In his dissent, Scalia wrote, "The fundamental problem with our negative commerce clause cases is that the Constitution does not contain a negative commerce clause. It contains only a Commerce Clause." Scalia said other irreverent things as well, including calling the evolution of the dormant commerce clause a "bestiary" of ad hoc tests. He then criticized the Court's "ad hocery" in using the internal consistency test. All other justices pale in comparison when it comes to putting pen to paper.
Scalia believes the dormant commerce clause is a made-up rule that is read into the Constitution. I realize that liberals dismiss out of hand the argument that we should be guided by the plain language of the Constitution. After all, if you're locked into what the Constitution actually says, iconic decisions such as Griswold v. Connecticut andRoe v. Wade would have come out differently. There would be no constitutional right to privacy hidden in the penumbras of other words.
But maybe we should pay more attention to the actual text of the commerce clause. Article I, section 8, clause 3 of the Constitution says Congress has the power to "regulate commerce with foreign nations, and among the several States, and with the Indian Tribes." That's it. It doesn't say anything else. There is no hint of it being self-executing. There is no mention of an inherent limitation on state taxing authority. The majority in Wynne say the authors of the Constitution were concerned about the Balkanization of the country into little economic fiefdoms.
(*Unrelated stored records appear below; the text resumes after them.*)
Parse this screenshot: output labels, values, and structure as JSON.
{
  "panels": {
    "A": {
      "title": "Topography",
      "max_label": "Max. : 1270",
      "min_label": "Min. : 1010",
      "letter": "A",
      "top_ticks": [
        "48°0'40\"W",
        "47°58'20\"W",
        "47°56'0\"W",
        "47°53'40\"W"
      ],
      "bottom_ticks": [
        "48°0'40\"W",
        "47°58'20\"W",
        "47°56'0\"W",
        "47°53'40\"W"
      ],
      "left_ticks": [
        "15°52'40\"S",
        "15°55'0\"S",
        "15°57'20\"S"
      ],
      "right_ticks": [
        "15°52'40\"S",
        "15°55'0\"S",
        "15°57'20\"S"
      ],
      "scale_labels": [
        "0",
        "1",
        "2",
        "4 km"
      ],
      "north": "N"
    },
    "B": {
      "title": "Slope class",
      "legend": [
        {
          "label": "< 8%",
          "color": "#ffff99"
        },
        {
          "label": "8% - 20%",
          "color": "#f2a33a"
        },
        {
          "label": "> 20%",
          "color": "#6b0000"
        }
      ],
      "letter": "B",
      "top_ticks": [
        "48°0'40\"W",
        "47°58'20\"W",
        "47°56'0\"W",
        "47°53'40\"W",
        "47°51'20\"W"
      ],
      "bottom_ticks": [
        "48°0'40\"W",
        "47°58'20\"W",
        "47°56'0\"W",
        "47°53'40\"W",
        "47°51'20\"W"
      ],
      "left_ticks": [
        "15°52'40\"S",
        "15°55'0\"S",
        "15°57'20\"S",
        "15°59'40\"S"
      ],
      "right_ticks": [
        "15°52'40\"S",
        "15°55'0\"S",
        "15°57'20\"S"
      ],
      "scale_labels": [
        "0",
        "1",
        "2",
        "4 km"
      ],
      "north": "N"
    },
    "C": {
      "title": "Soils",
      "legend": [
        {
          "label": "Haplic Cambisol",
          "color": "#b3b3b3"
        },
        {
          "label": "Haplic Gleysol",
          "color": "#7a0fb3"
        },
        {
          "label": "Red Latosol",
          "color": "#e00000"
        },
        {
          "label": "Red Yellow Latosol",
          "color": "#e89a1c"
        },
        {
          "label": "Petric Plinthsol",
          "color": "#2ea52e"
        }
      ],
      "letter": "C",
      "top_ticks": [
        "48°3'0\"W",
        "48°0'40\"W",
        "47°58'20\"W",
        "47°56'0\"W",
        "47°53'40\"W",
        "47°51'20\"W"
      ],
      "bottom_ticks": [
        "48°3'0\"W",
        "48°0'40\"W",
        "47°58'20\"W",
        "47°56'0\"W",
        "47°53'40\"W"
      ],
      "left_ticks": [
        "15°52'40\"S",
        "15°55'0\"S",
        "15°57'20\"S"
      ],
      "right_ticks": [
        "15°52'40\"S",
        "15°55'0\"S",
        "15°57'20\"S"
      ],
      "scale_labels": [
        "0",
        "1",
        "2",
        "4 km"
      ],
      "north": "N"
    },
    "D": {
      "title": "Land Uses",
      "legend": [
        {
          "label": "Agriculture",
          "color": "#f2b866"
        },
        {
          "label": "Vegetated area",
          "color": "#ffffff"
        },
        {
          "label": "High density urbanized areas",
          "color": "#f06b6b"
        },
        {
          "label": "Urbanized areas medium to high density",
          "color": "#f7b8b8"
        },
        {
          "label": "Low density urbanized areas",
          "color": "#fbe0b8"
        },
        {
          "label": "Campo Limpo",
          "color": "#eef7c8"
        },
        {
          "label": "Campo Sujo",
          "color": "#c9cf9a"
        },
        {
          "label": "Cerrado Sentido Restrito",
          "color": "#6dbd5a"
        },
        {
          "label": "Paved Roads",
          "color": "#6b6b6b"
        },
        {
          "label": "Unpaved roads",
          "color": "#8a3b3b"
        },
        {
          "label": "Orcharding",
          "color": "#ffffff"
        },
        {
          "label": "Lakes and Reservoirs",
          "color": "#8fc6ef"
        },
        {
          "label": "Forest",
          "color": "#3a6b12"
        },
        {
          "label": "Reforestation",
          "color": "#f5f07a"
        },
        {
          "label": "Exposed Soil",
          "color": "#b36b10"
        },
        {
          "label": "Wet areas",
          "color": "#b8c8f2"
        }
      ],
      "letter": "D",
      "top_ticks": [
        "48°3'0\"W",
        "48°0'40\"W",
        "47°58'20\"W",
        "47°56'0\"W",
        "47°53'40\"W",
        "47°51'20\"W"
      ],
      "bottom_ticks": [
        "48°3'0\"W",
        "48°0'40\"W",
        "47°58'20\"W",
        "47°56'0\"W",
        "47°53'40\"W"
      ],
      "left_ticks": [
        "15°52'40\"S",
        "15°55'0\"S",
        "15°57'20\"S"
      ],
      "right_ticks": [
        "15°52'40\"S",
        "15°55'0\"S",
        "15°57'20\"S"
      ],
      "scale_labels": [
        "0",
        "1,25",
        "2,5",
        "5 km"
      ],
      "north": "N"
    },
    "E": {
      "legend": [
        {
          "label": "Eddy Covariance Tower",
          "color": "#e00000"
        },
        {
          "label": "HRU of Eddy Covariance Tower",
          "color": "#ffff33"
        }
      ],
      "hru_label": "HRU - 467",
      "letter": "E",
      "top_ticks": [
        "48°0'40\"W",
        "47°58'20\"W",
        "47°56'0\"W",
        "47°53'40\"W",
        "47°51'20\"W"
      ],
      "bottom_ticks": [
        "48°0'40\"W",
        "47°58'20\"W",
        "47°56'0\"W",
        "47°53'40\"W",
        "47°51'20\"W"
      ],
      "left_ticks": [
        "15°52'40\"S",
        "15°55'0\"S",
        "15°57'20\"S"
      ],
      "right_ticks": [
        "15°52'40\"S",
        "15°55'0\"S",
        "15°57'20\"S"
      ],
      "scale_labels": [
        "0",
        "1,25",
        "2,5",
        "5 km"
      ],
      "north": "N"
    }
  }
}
A lot of commerce clause opinions say the Founding Fathers were concerned about Balkanization even though the term wasn't invented until 1919. And the majority in Wynne cites the great Justice John Marshall's dicta in Gibbons v. Ogden for the self-executing proposition. Ever since Marshall wrote that, courts have assumed it to be true. Scalia likens that assumption to weeds with deep roots.
I question Marshall warily. After all, he resides in the pantheon of jurists. But consider for a moment that maybe the Constitution actually means what it says. Congress can regulate interstate commerce, but only if it chooses to do so. If we are concerned about Balkanization or even Scandinavianization, Congress should do something about it. It can require states to give credits like those Maryland refused to grant. It can prohibit or require taxation of remote sales. It can address any of the myriad issues that give rise to state protectionism through tax laws. Of course, that would require Congress to take a break from doing nothing and actually think about interstate commerce.
Scalia's argument is consistent with the position asserted by Maryland in its Wynne brief. The state argued that there was a political solution to the problem presented by the Wynnes. If the people of Maryland don't like their tax structure, they can push their legislators to change it. There was a solution before making a state, and then federal, case out of the issue. But the dormant commerce clause has the insidious effect of prompting everyone with a grievance to turn to the courts. The authors of the Constitution may have wanted that, but they sure didn't say it.
The dormant commerce clause is here to stay, with precedent and established expectations and all, but it would be nice if we just admitted that we made it up.